问题
I have a number of items which are bookable in certain timeslots. Eg. a tennis court. So each item has got a number of associated availability slots each defined by begintime and endtime. Begintime and endtime are defined as datetime-objects so an availability slot from 09.00 - 11.30, is stored as eg. 2013-12-13 09.00 (begintime) to 2013-12-13 11.30 (endtime).
When a booking request comes in, I need to find out whether the tennis court is available for the desired timeslot.
So I am trying to filter availability slots based on start-time and end-time, and my query looks like this:
desired_availability_start = datetime(2013, 12, 13, 9,0,0)
desired_availability_end = datetime(2013, 12, 13, 10,0,0)
availability_slots = self.availability_slots.filter("begin <= ", desired_availability_start).filter("end >= ", desired_availability_end).fetch(limit=10)
but I get the following error
invalid filter: Only one property per query may have inequality filters (>=, <=, >, <)
Because I am trying to filter on both the begin- and end-property.
Based on the input and from some of the other posts on the topic Inequality Filter in AppEngine Datastore and BadFilterError: invalid filter: Only one property per query may have inequality filters (<=, >=, <, >) my current solution is to first filter on begin:
filtered_availability_slots = self.availability_slots.filter("begin <= ", desired_availability_start).fetch(limit=10)
and then filter on end and append the filtered items to a list:
final_availability_slots = []
for availability in filtered_availability_slots:
if availability.end >= desired_availability_end:
final_avaialability_slotes.append(availability)
But is this the best way of achieving what I want to achieve?

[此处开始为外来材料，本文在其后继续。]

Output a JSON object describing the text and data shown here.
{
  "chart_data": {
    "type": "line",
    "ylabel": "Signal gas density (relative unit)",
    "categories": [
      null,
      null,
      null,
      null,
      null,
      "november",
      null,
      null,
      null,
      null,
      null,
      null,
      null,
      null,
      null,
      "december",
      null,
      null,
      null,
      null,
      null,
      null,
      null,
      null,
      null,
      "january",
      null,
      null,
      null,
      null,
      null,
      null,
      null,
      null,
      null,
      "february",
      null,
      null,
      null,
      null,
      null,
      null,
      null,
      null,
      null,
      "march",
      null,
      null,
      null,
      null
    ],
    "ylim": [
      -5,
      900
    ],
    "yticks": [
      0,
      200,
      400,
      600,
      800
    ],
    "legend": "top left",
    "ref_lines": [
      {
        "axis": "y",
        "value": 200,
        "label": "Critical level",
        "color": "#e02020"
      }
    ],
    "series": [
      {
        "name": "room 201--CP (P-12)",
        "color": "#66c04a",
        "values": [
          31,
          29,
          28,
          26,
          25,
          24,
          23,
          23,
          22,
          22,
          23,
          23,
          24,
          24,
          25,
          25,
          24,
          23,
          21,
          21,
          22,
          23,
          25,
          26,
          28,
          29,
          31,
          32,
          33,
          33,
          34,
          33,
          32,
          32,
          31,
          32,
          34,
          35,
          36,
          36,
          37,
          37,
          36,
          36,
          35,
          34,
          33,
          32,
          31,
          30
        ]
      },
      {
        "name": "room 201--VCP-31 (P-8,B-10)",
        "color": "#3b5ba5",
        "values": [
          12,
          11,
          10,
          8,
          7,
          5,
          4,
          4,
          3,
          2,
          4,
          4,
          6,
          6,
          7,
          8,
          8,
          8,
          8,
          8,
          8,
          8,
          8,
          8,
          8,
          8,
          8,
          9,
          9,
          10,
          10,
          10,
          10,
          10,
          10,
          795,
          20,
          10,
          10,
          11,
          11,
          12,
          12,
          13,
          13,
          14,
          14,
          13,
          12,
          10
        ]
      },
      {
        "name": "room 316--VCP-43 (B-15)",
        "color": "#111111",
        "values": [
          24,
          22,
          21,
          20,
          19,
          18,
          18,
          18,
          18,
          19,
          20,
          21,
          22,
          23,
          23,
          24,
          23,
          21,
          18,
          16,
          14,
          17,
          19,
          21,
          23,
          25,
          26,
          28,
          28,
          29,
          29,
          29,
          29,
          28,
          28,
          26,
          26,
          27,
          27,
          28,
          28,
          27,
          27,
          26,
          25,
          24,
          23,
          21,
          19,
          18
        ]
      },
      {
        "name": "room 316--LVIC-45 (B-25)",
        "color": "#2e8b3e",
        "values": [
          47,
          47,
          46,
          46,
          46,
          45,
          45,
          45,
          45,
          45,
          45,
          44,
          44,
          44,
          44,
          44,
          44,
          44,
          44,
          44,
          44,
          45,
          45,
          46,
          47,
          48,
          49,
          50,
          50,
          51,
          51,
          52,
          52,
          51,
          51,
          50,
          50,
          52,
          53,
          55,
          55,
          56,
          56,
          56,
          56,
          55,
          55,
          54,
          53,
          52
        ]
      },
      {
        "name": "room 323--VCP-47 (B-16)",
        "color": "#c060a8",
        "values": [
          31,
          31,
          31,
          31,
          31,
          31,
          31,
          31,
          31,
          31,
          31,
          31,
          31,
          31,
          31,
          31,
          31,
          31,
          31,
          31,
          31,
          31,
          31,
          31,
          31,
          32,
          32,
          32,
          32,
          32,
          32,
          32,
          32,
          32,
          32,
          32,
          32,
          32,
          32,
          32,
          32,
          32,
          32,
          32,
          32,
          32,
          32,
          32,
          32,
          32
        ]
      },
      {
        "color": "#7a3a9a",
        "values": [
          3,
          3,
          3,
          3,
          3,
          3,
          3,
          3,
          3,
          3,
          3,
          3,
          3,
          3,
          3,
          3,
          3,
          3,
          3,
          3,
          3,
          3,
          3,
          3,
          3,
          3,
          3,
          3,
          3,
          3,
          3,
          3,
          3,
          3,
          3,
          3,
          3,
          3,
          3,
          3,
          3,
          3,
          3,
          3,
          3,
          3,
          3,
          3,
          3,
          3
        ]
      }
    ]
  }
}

I am using Google App Engine and Python
Any help is appreciated
thanks Thomas
回答1:
It's a bit unclear what you're asking. It's not clear whether you understand the problem: You're trying to use two inequality filters, and it's simply not allowed. Can't do it.

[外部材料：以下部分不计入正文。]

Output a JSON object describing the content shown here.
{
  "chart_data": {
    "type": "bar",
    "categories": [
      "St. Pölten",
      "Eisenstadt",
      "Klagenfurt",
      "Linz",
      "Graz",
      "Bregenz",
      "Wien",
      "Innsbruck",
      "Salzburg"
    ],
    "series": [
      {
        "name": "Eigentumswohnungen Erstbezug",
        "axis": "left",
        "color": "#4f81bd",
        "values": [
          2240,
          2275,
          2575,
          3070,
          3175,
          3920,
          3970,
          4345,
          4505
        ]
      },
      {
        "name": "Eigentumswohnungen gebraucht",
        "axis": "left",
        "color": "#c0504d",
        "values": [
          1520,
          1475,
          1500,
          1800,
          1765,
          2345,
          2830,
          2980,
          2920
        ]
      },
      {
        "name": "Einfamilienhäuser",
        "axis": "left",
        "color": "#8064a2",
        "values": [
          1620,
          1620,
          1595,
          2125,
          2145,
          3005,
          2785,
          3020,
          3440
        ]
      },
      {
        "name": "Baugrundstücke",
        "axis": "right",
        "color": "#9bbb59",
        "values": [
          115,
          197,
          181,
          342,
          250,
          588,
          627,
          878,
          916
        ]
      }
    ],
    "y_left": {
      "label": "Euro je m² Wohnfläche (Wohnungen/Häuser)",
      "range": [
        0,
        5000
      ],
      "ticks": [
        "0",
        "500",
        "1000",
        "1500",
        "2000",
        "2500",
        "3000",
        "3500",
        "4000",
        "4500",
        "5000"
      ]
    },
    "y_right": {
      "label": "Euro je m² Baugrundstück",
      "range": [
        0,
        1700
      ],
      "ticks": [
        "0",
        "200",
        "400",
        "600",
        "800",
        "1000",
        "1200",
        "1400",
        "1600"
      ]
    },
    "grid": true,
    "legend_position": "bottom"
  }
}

You must work around this datastore limitation.
The most basic option is to brute force it yourself. Use one filter, and manually filter out the results yourself. It may help to filter on begin, and sort on end, but you'll have to go through the results and pick the actual entities you want.
calitem = [x for x in self.appointments.filter("begin >= ", start).filter("begin <= " end) if x.end <= end]
In most cases, you'd want to restructure your data so that you don't need two inequality filters. This may or may not be possible.
I'm trying to guess at what you're doing, but if you're trying to see if someone is busy at 11am based on their calendar, a way to do this is:
- Break the day down into time periods instead of using arbitrary time, ie 15min blocks.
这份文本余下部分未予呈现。